Tol tersebut menyambung dari exit tol Pejagan langsung ke Brebes Timur sejauh 20 km. Namanya tol darurat, kondisinya pun seadanya karena masih dalam masa pembangunan.
Kondisi jalur tersebut yaitu sudah diberi agregat sehingga cukup mulus dilewati meski banyak kerikil. Debu dan pasir, menjadi faktor paling mengganggu jika melewati tol darurat itu.
SCROLL TO CONTINUE WITH CONTENT
Meski berdebu, ternyata tol darurat itu sangat berpengaruh dan bisa memotong waktu perjalanan. Saat melintas di kawasan Desa Rancawuluh RT 01/RW06, Kecamatan Bulakamba, pengguna jalan harus menghindari rumah milik pasangan Rojiun dan Darsiti yang uang ganti ruginya belum selesai. Rumah tersebut berada di tengah proyek tol Pejagan-Pemalang.
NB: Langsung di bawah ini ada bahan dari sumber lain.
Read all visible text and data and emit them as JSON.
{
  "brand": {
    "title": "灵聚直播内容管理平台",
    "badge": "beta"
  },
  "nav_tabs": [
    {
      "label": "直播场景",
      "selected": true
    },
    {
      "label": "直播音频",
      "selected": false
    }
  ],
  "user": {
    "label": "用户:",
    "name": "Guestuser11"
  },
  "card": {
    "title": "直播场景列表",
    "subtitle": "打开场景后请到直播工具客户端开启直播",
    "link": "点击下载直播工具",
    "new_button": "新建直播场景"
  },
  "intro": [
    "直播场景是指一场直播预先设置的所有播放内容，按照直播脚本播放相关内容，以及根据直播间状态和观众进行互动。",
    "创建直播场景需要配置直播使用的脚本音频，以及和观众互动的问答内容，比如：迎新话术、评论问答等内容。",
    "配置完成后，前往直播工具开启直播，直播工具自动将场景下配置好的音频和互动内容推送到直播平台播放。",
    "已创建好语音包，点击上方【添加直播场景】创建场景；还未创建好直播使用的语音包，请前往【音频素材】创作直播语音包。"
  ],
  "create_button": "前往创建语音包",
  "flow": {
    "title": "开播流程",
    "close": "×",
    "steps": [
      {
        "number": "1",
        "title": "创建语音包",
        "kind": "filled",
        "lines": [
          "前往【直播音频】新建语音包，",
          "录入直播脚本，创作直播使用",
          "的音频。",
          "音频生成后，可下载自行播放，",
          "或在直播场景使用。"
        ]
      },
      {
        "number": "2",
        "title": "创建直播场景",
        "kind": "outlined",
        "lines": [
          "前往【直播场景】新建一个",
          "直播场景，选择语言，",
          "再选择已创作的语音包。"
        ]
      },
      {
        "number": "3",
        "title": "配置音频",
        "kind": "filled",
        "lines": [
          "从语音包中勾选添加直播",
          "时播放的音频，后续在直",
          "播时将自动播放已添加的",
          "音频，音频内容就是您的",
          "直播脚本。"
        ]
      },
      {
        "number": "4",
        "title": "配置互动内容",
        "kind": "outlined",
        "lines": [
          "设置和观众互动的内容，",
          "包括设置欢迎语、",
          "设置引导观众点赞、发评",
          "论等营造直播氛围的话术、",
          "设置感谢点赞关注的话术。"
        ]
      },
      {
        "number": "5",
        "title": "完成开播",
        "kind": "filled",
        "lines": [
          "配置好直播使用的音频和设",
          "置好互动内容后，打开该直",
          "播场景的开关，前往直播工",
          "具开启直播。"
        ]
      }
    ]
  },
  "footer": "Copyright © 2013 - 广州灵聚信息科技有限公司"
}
Selain itu ada juga tanah persawahan yang lahannya belum bebas sehingga pengguna jalan harus lagi-lagi mengindar.
Sepanjang tol darurat 20 km tersebut, ada 1 pos pengamanan polres Brebes dan tiga tenda polisi. Melintas di tol darurat ternyata cukup efisien karena kurang dari 30 menit sudah sampai di Pantura Brebes Timur yang berdekatan dengan perbatasan Tegal.
Menurut Dir Lantas Polda Jawa Tengah, Kombes Pol Benyamin, jika malam hari, debu dan pasir yang berterbangan akan berkurang dan lampu mobil bisa menembus debu sehingga jarak pandang lebih jauh.
"Malam lebih kondusif, angin berkurang, lampu mobil bisa menembus debu, malah bagus. Di exit tol Brebes itu kami masih coba berbagai pola," kata Benyamin, Sabtu (11/7/2015). (alg/Hbb)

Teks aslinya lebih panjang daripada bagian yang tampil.